集群访问

原文请查看 Exploring Your Cluster

上篇博文《Elasticsearch学习2-安装介绍》中,我们了解了 Elasticsearch 的安装,并在一个集群中成功启动了我们一个的节点。

现在(既然)我们已经启动并运行了节点(和集群),(那)下一步就是了解如何与之通信。好在 Elasticsearch 提供了一个非常全面和强大的 REST API,你可以使用它与集群进行交互。使用 API 可以完成以下几件事情:

  • 检查集群、节点和索引的运行状况、状态和统计信息

  • 管理集群、节点、索引数据和元数据

  • 对索引执行 CRUD(创建、读取、更新和删除)和搜索操作

  • 执行高级搜索操作,如分页、排序、筛选、脚本、聚合等

Now that we have our node (and cluster) up and running, the next step is to understand how to communicate with it. Fortunately, Elasticsearch provides a very comprehensive and powerful REST API that you can use to interact with your cluster. Among the few things that can be done with the API are as follows:

  • Check your cluster, node, and index health, status, and statistics
  • Administer your cluster, node, and index data and metadata
  • Perform CRUD (Create, Read, Update, and Delete) and search operations against your indexes
  • Execute advanced search operations such as paging, sorting, filtering, scripting, aggregations, and many others

集群运行状况

(首先)让我们从最基础的健康检查开始,我们可以使用它来查看集群的运行状况。(下面)我们将使用 curl 来操作它(集群的健康检查),但也可以使用任何允许我们进行HTTP/REST 调用的工具。(这里)让我们假设我们仍然处于同一个 Elasticsearch 启动的节点上,并打开另一个shell 命令窗口。
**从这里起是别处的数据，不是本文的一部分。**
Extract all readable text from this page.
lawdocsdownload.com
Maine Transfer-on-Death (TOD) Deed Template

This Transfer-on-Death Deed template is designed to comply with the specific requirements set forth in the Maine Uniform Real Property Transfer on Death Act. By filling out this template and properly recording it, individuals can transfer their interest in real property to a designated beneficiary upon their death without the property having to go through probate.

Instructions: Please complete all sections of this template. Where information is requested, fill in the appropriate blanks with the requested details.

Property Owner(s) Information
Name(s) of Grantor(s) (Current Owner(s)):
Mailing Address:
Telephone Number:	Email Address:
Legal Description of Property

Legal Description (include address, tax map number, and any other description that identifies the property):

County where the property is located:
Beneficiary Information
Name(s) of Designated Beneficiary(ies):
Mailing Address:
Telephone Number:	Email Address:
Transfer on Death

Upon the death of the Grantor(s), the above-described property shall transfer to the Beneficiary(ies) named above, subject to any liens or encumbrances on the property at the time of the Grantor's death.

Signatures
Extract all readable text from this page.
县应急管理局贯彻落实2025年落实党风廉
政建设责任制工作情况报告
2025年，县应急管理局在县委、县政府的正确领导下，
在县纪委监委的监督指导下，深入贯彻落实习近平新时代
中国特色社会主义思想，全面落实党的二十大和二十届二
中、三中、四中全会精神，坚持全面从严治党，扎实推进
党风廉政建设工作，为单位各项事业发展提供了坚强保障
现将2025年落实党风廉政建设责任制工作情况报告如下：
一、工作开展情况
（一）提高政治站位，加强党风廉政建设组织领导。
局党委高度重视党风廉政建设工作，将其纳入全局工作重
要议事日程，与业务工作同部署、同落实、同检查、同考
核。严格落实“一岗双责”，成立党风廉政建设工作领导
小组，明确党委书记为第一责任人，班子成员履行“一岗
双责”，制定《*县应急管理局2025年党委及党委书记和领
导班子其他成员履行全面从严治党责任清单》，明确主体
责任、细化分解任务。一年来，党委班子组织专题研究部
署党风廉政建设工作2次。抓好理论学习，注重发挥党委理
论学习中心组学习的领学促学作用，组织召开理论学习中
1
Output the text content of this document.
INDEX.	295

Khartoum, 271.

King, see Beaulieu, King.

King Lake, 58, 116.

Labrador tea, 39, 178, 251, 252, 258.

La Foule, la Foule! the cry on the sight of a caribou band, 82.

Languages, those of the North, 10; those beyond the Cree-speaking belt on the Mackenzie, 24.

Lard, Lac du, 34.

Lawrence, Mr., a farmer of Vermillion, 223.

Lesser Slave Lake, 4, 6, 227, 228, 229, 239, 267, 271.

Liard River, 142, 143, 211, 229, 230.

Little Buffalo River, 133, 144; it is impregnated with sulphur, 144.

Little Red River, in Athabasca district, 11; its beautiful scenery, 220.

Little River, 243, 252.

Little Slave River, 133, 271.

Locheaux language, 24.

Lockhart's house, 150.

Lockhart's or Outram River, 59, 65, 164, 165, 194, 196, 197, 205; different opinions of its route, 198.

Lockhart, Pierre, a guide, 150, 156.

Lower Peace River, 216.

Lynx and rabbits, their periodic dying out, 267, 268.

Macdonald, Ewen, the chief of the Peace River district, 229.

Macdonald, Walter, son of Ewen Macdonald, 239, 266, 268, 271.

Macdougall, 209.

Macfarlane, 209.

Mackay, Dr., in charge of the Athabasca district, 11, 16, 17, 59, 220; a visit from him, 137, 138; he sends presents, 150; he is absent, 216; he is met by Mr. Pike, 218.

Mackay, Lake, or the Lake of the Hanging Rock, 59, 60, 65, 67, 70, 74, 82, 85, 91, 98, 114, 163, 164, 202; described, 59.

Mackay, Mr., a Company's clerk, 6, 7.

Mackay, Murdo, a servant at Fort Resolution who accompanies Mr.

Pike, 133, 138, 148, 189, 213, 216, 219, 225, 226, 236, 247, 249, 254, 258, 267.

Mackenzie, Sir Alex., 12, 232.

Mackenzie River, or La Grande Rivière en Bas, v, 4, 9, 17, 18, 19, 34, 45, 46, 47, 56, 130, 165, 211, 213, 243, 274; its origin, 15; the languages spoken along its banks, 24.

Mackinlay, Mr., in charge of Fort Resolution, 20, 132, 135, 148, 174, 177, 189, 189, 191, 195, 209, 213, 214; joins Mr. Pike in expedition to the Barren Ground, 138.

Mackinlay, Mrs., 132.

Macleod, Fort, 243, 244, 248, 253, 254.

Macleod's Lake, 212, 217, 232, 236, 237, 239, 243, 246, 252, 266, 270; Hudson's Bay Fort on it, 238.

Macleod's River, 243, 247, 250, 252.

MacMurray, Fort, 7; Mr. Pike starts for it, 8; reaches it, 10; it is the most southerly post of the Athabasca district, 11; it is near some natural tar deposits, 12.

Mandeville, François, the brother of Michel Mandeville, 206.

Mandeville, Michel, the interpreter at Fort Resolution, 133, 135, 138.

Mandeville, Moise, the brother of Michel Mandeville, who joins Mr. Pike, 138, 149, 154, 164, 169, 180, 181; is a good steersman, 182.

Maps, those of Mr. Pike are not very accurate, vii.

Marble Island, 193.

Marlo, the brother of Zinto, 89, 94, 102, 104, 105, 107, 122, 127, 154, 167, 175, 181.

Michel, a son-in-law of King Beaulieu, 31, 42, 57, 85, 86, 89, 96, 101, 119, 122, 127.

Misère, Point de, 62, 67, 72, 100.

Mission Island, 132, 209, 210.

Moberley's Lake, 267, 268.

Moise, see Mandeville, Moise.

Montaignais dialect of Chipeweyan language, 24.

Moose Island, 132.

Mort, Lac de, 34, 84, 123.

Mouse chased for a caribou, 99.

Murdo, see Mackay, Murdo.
Let’s start with a basic health check, which we can use to see how our cluster is doing. We’ll be using curl to do this but you can use any tool that allows you to make HTTP/REST calls. Let’s assume that we are still on the same node where we started Elasticsearch on and open another command shell window.

为了检查集群运行状况,我们将使用 _cat API

你可以在Kibana的控制台中运行下面的命令。

GET /_cat/health?v

To check the cluster health, we will be using the _cat API. You can run the command below in Kibana’s Console by clicking "VIEW IN CONSOLE" or with curl by clicking the "COPY AS CURL" link below and pasting it into a terminal.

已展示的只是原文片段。